*1329It is hereby ordered that the determination so appealed from is unanimously modified on the law and the petition is granted in part by annulling that part of the determination finding that petitioner violated inmate rule 113.25 (7 NYCRR 270.2 [B] [14] [xv]) and vacating the penalty and as modified the determination is confirmed without costs, respondent is directed to expunge from petitioner’s institutional record all references to the violation of that inmate rule and the matter is remitted to respondent for further proceedings in accordance with the following memorandum: Petitioner commenced this CPLR article 78 proceeding seeking to annul the determination, following a tier III hearing, that he violated inmate rules 113.25 (7 NYCRR 270.2 [B] [14] [xv] [drug possession]) and 114.10 (7 NYCRR 270.2 [B] [15] [i] [smuggling]).

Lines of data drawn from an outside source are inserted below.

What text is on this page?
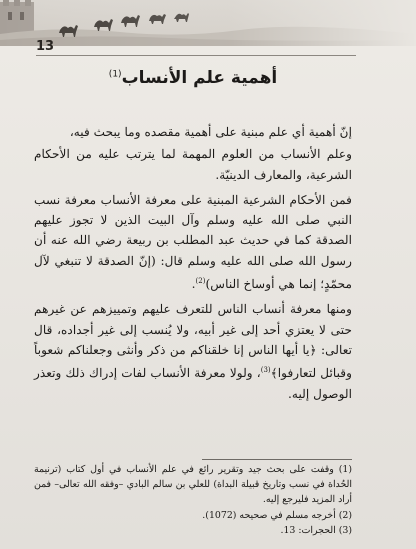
13
أهمية علم الأنساب$^{(1)}$

إنّ أهمية أي علم مبنية على أهمية مقصده وما يبحث فيه،

وعلم الأنساب من العلوم المهمة لما يترتب عليه من الأحكام الشرعية، والمعارف الدينيّة.

فمن الأحكام الشرعية المبنية على معرفة الأنساب معرفة نسب النبي صلى الله عليه وسلم وآل البيت الذين لا تجوز عليهم الصدقة كما في حديث عبد المطلب بن ربيعة رضي الله عنه أن رسول الله صلى الله عليه وسلم قال: (إنّ الصدقة لا تنبغي لآل محمّدٍ؛ إنما هي أوساخ الناس)$^{(2)}$.

ومنها معرفة أنساب الناس للتعرف عليهم وتمييزهم عن غيرهم حتى لا يعتزي أحد إلى غير أبيه، ولا يُنسب إلى غير أجداده، قال تعالى: ﴿يا أيها الناس إنا خلقناكم من ذكر وأنثى وجعلناكم شعوباً وقبائل لتعارفوا﴾$^{(3)}$، ولولا معرفة الأنساب لفات إدراك ذلك وتعذر الوصول إليه.

(1) وقفت على بحث جيد وتقرير رائع في علم الأنساب في أول كتاب (ترنيمة الحُداة في نسب وتاريخ قبيلة البداة) للعلي بن سالم البادي –وفقه الله تعالى– فمن أراد المزيد فليرجع إليه.

(2) أخرجه مسلم في صحيحه (1072).

(3) الحجرات: 13.
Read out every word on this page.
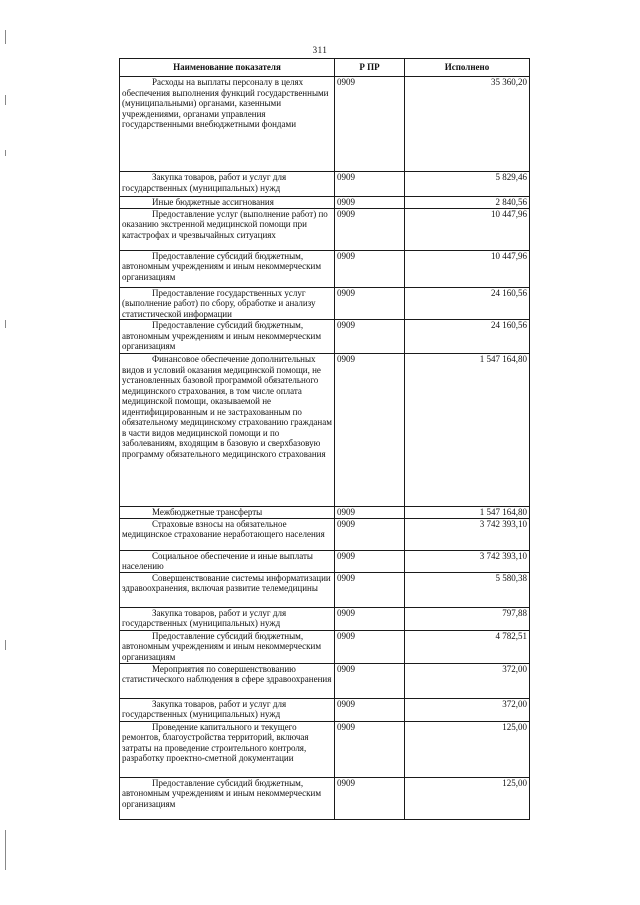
311
Наименование показателя	Р ПР	Исполнено
Расходы на выплаты персоналу в целях обеспечения выполнения функций государственными (муниципальными) органами, казенными учреждениями, органами управления государственными внебюджетными фондами	0909	35 360,20
Закупка товаров, работ и услуг для государственных (муниципальных) нужд	0909	5 829,46
Иные бюджетные ассигнования	0909	2 840,56
Предоставление услуг (выполнение работ) по оказанию экстренной медицинской помощи при катастрофах и чрезвычайных ситуациях	0909	10 447,96
Предоставление субсидий бюджетным, автономным учреждениям и иным некоммерческим организациям	0909	10 447,96
Предоставление государственных услуг (выполнение работ) по сбору, обработке и анализу статистической информации	0909	24 160,56
Предоставление субсидий бюджетным, автономным учреждениям и иным некоммерческим организациям	0909	24 160,56
Финансовое обеспечение дополнительных видов и условий оказания медицинской помощи, не установленных базовой программой обязательного медицинского страхования, в том числе оплата медицинской помощи, оказываемой не идентифицированным и не застрахованным по обязательному медицинскому страхованию гражданам в части видов медицинской помощи и по заболеваниям, входящим в базовую и сверхбазовую программу обязательного медицинского страхования	0909	1 547 164,80
Межбюджетные трансферты	0909	1 547 164,80
Страховые взносы на обязательное медицинское страхование неработающего населения	0909	3 742 393,10
Социальное обеспечение и иные выплаты населению	0909	3 742 393,10
Совершенствование системы информатизации здравоохранения, включая развитие телемедицины	0909	5 580,38
Закупка товаров, работ и услуг для государственных (муниципальных) нужд	0909	797,88
Предоставление субсидий бюджетным, автономным учреждениям и иным некоммерческим организациям	0909	4 782,51
Мероприятия по совершенствованию статистического наблюдения в сфере здравоохранения	0909	372,00
Закупка товаров, работ и услуг для государственных (муниципальных) нужд	0909	372,00
Проведение капитального и текущего ремонтов, благоустройства территорий, включая затраты на проведение строительного контроля, разработку проектно-сметной документации	0909	125,00
Предоставление субсидий бюджетным, автономным учреждениям и иным некоммерческим организациям	0909	125,00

Although petitioner contends that the determination finding that he violated inmate rule 113.25 is not supported by substantial evidence, his plea of guilty to that violation precludes our review of that contention (see Matter of Cross v Goord, 2 AD3d 1425 [2003]).
Petitioner further contends that the Hearing Officer failed to complete the tier III hearing in a timely manner. Although the hearing was completed more than 14 days after “the writing of the misbehavior report” (7 NYCRR 251-5.1 [b]), we nevertheless reject petitioner’s contention inasmuch as the Hearing Officer obtained valid extensions and the hearing was completed within the extended time period. “In any event, the time requirement set forth in 7 NYCRR 251-5.1 (b) is merely directory, . . . not mandatory, and there has been no showing by petitioner that he suffered any prejudice as a result of the delay” (Matter of Crosby v Selsky, 26 AD3d 571, 572 [2006]). There is no support in the record for the contention of petitioner that the Hearing Officer’s determination was influenced by any alleged bias against petitioner (see Matter of Rodriguez v Herbert, 270 AD2d 889, 890 [2000]). “ ‘The mere fact that the Hearing Officer ruled against the petitioner is insufficient to establish bias’ ” (Matter of Wade v Coombe, 241 AD2d 977 [1997]).
We agree with petitioner, however, that he was denied his right to call a material witness at the hearing. An “inmate may call witnesses on his [or her] behalf provided their testimony is material, is not redundant, and doing so does not jeopardize institutional safety or correctional goals” (7 NYCRR 253.5 [a]; see Matter of Miller v Goord, 2 AD3d 928, 929-930 [2003]). Here, *1330the Hearing Officer denied petitioner’s request to call an employee of the Department of Corrections, and petitioner subsequently entered his plea of guilty to the alleged violations. Because the Hearing Officer failed to state a good faith basis for the denial of that request, such denial constitutes a constitutional violation, and the proper remedy is expungement (see Matter of Caldwell v Goord, 34 AD3d 1173, 1174-1175 [2006]; Matter of Alvarez v Goord, 30 AD3d 118, 119-120 [2006]; Matter of Reyes v Goord, 20 AD3d 830 [2005]). Contrary to respondent’s contention, the testimony of the witness in question would not have been redundant, nor would it have been irrelevant or immaterial to the issue whether the substance found in petitioner’s cell constituted a controlled substance (cf. Matter of Bunting v Fischer, 85 AD3d 1473 [2011]; Matter of Thorpe v Fischer, 67 AD3d 1101 [2009]). We therefore modify the determination and grant the petition in part by annulling that part of the determination finding that petitioner violated inmate rule 113.25, and we direct respondent to expunge from petitioner’s institutional record all references to the violation of that inmate rule. The testimony at issue, however, would have been irrelevant to the issue whether petitioner smuggled the substance into his cell. Thus, that part of the determination finding that petitioner violated inmate rule 114.10 is confirmed (see Matter of Sanchez v Irvin, 186 AD2d 996 [1992], lv denied 81 NY2d 702 [1993]). By failing to raise the issue at the hearing, petitioner waived his right to challenge the Hearing Officer’s failure to file a written notice of the reason the witness was not allowed to testify (see Matter of Robinson v Herbert, 269 AD2d 807 [2000]).
“Because a single penalty was imposed and the record fails to specify any relation between the violations and that penalty,” we further modify the determination by vacating the penalty, and we remit the matter to respondent for imposition of an appropriate penalty on the remaining violation (Matter of Pena v Goord, 6 AD3d 1106, 1106 [2004]). Present — Scudder, RJ., Peradotto, Garni, Gorski and Martoche, JJ.